NPR April 4th cited an unidentified woman who witnessed the killings as saying, “Unidentified Woman: (Through translator) As I was speaking to the crowd, we heard young girls shouting, tanks are coming, tanks are coming. We turned our heads towards where the girls were pointing and, indeed, tanks were rolling our way. And those who were in the tanks started shooting at us. We were machine gunned, we were slaughtered.
Eight women, including a pregnant woman were killed on the spot. During the shooting, a bullet blew the head of one of the victims. It was the first time I had seen someone’s brains out. As for the pregnant woman, her belly had literally exploded.”
For several days prior to this, women have been showing up in public places in Abobo, a suburb of Abidjian, the biggest city and a port in Côte D’Ivoire, with branches symbolizing peace, singing and demanding peace. They are protesting for peace, and protesting in favor of Alassane Ouattara, the President-elect, who has been unable to take office because the former presidene, Laurent Gbagbao, who lost the election, refuses to relinquish power, and is using the military to hold onto it. There is a humanitarian crisis every bit as big as that in Libya, all the humanitarian organizations are tracking the refugees, and an even greater population of IDPs (internally displaced persons), who are often a much harder population to help, and there are an estimated 200,000 of the latter alone in Abidjian alone. Here are the articles from MSF, UNHCR, IOM, ICRC, this crisis is very real, and that’s what Youssoufou Bamba is complaining about.
But when the women were suddenly shot by military men in tanks or personnel carriers by machine guns, that’s when just as suddenly things happened internationally. Hillary Clinton condemned President Gbagbao as unfit to govern. France demanded an immediate inquiry by the ICC, which responded that it could move very fast. People that had been ignoring or seeming to ignore dark warnings of impending genocide and regional destabilization a day before became suddenly energized. The New York Times quotes,
Because nobody expected them to fire on a crowd of civil disobedient unarmed singing, some pregnant, some elderly, women.
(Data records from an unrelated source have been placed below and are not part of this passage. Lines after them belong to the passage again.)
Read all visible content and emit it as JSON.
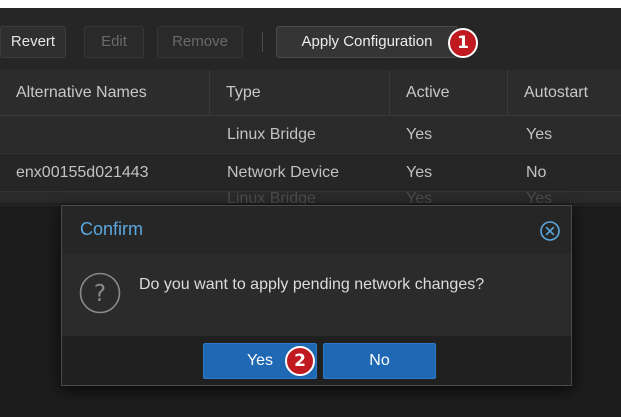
{
  "toolbar": {
    "revert_label": "Revert",
    "edit_label": "Edit",
    "remove_label": "Remove",
    "apply_label": "Apply Configuration",
    "apply_badge": "1"
  },
  "grid": {
    "columns": [
      "Alternative Names",
      "Type",
      "Active",
      "Autostart"
    ],
    "rows": [
      [
        "",
        "Linux Bridge",
        "Yes",
        "Yes"
      ],
      [
        "enx00155d021443",
        "Network Device",
        "Yes",
        "No"
      ],
      [
        "",
        "Linux Bridge",
        "Yes",
        "Yes"
      ]
    ]
  },
  "dialog": {
    "title": "Confirm",
    "message": "Do you want to apply pending network changes?",
    "question_glyph": "?",
    "yes_label": "Yes",
    "yes_badge": "2",
    "no_label": "No",
    "accent_color": "#5aa7de",
    "button_color": "#1f68b4",
    "badge_color": "#c0191f"
  },
  "icons": [
    "question-icon",
    "close-circle-icon"
  ]
}
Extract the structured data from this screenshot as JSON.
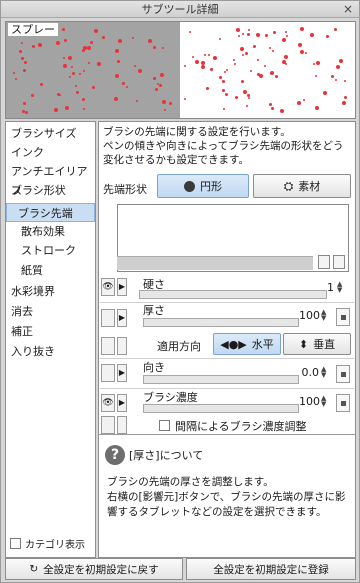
{
  "window": {
    "title": "サブツール詳細",
    "close": "×"
  },
  "preview": {
    "label": "スプレー"
  },
  "sidebar": {
    "items": [
      {
        "label": "ブラシサイズ"
      },
      {
        "label": "インク"
      },
      {
        "label": "アンチエイリアス"
      },
      {
        "label": "ブラシ形状"
      },
      {
        "label": "ブラシ先端"
      },
      {
        "label": "散布効果"
      },
      {
        "label": "ストローク"
      },
      {
        "label": "紙質"
      },
      {
        "label": "水彩境界"
      },
      {
        "label": "消去"
      },
      {
        "label": "補正"
      },
      {
        "label": "入り抜き"
      }
    ],
    "show_category_label": "カテゴリ表示"
  },
  "main": {
    "description": [
      "ブラシの先端に関する設定を行います。",
      "ペンの傾きや向きによってブラシ先端の形状をどう",
      "変化させるかも設定できます。"
    ],
    "tip_shape_label": "先端形状",
    "tip_circle_label": "円形",
    "tip_material_label": "素材",
    "hardness": {
      "label": "硬さ",
      "value": "1"
    },
    "thickness": {
      "label": "厚さ",
      "value": "100"
    },
    "apply_direction": {
      "label": "適用方向",
      "horizontal": "水平",
      "vertical": "垂直"
    },
    "direction": {
      "label": "向き",
      "value": "0.0"
    },
    "brush_density": {
      "label": "ブラシ濃度",
      "value": "100"
    },
    "interval_density_label": "間隔によるブラシ濃度調整"
  },
  "help": {
    "title": "[厚さ]について",
    "body": [
      "ブラシの先端の厚さを調整します。",
      "右横の[影響元]ボタンで、ブラシの先端の厚さに影",
      "響するタブレットなどの設定を選択できます。"
    ]
  },
  "footer": {
    "reset_label": "全設定を初期設定に戻す",
    "register_label": "全設定を初期設定に登録"
  },
  "colors": {
    "spray": "#e8333a",
    "selection": "#c9ddf3"
  }
}
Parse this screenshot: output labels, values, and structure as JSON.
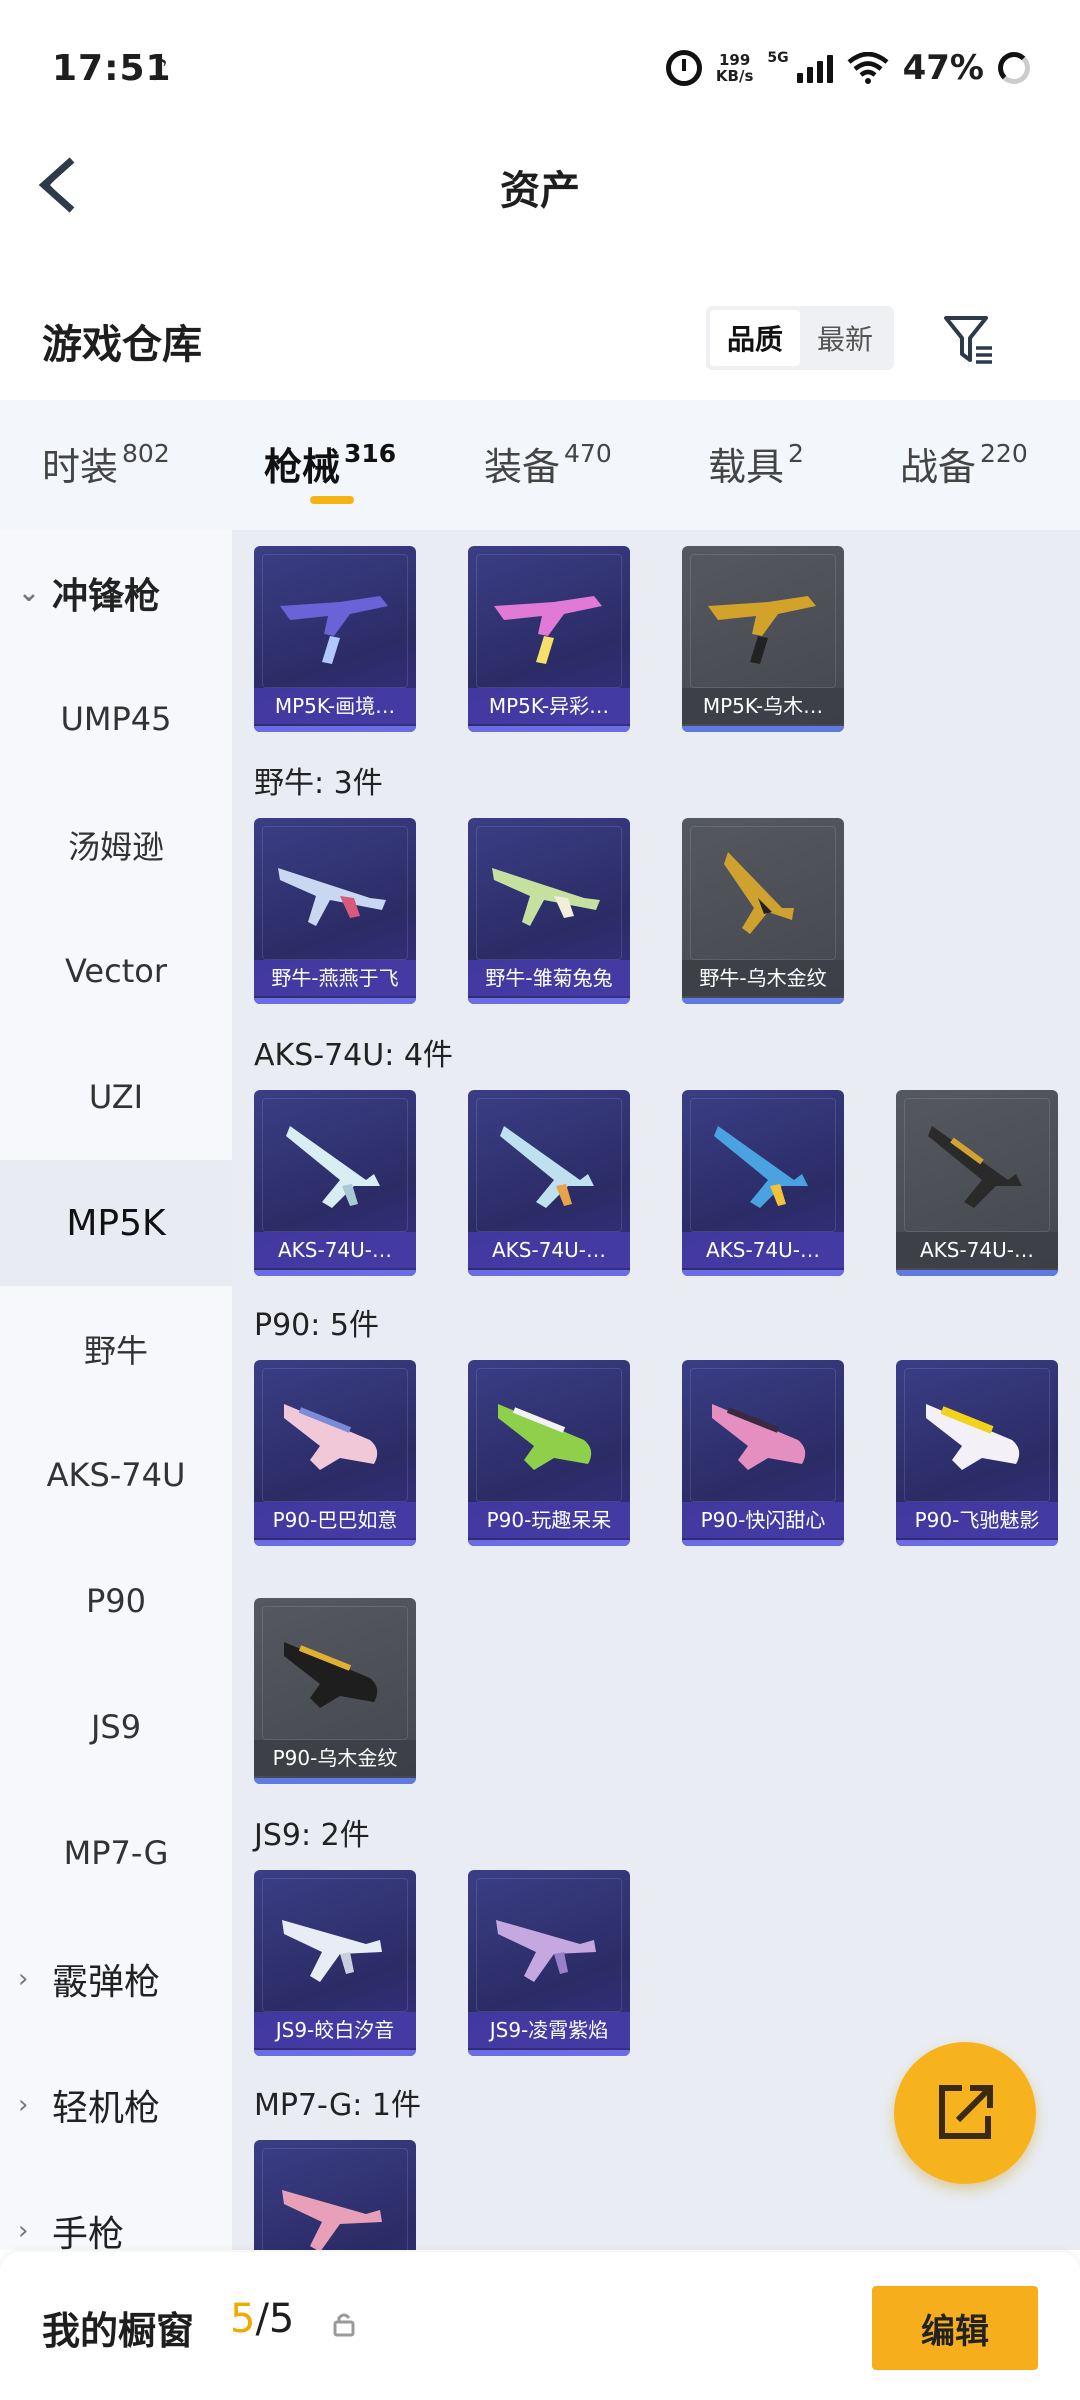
{
  "status": {
    "time": "17:51",
    "speed_value": "199",
    "speed_unit": "KB/s",
    "net": "5G",
    "battery": "47%"
  },
  "header": {
    "title": "资产"
  },
  "section": {
    "title": "游戏仓库",
    "sort_quality": "品质",
    "sort_newest": "最新"
  },
  "tabs": [
    {
      "label": "时装",
      "count": "802"
    },
    {
      "label": "枪械",
      "count": "316"
    },
    {
      "label": "装备",
      "count": "470"
    },
    {
      "label": "载具",
      "count": "2"
    },
    {
      "label": "战备",
      "count": "220"
    }
  ],
  "sidebar": {
    "smg": "冲锋枪",
    "items": [
      "UMP45",
      "汤姆逊",
      "Vector",
      "UZI",
      "MP5K",
      "野牛",
      "AKS-74U",
      "P90",
      "JS9",
      "MP7-G"
    ],
    "shotgun": "霰弹枪",
    "lmg": "轻机枪",
    "pistol": "手枪"
  },
  "groups": {
    "mp5k": [
      "MP5K-画境…",
      "MP5K-异彩…",
      "MP5K-乌木…"
    ],
    "bizon_label": "野牛: 3件",
    "bizon": [
      "野牛-燕燕于飞",
      "野牛-雏菊兔兔",
      "野牛-乌木金纹"
    ],
    "aks_label": "AKS-74U: 4件",
    "aks": [
      "AKS-74U-…",
      "AKS-74U-…",
      "AKS-74U-…",
      "AKS-74U-…"
    ],
    "p90_label": "P90: 5件",
    "p90": [
      "P90-巴巴如意",
      "P90-玩趣呆呆",
      "P90-快闪甜心",
      "P90-飞驰魅影",
      "P90-乌木金纹"
    ],
    "js9_label": "JS9: 2件",
    "js9": [
      "JS9-皎白汐音",
      "JS9-凌霄紫焰"
    ],
    "mp7_label": "MP7-G: 1件"
  },
  "bottom": {
    "title": "我的橱窗",
    "current": "5",
    "total": "/5",
    "edit": "编辑"
  },
  "colors": {
    "accent": "#f6ae1c",
    "card_epic": "#2f3170",
    "card_legend": "#4e5058"
  }
}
“The women tried to march,” said the witness, Idrissa Sissoko. “They are against Gbagbo staying in power.”
When the vehicles of Mr. Gbagbo’s forces arrived, the women “were scared,” Mr. Sissoko said.
“I said, ‘They won’t fire.’
Like Idrissa Sissoko, the Angola Agencia AngolaPress quotes Sirah Drane:
“That’s when we saw the tanks,” she said. “There were thousands of women. And we said to ourselves, ‘They won’t shoot at women.’ …
But then they did.
“Then, there was a burst of machine-gun fire,” Idrissa Sissoko said. He also spoke of seeing six women being shot. “I saw six bodies lying there, suddenly,” he said.
“I heard a boom,” Sirah Drane said, “They started spraying us. … I tried to run and fell down. The others trampled me. Opening fire on unarmed women? It’s inconceivable.”
[quoted from both above sources]
The world is watching the Arab world. Côte D’Ivoire has exploded with over 100,000 refugees and 200,000 IDPs, with losses of power and food and water, with hundreds, possibly thousands dead. Weapons of war have been turned on unarmed civilians protesting, practicing civil disobedience and the right to assembly in the best tradition. They deserve an equal consideration even for just a while.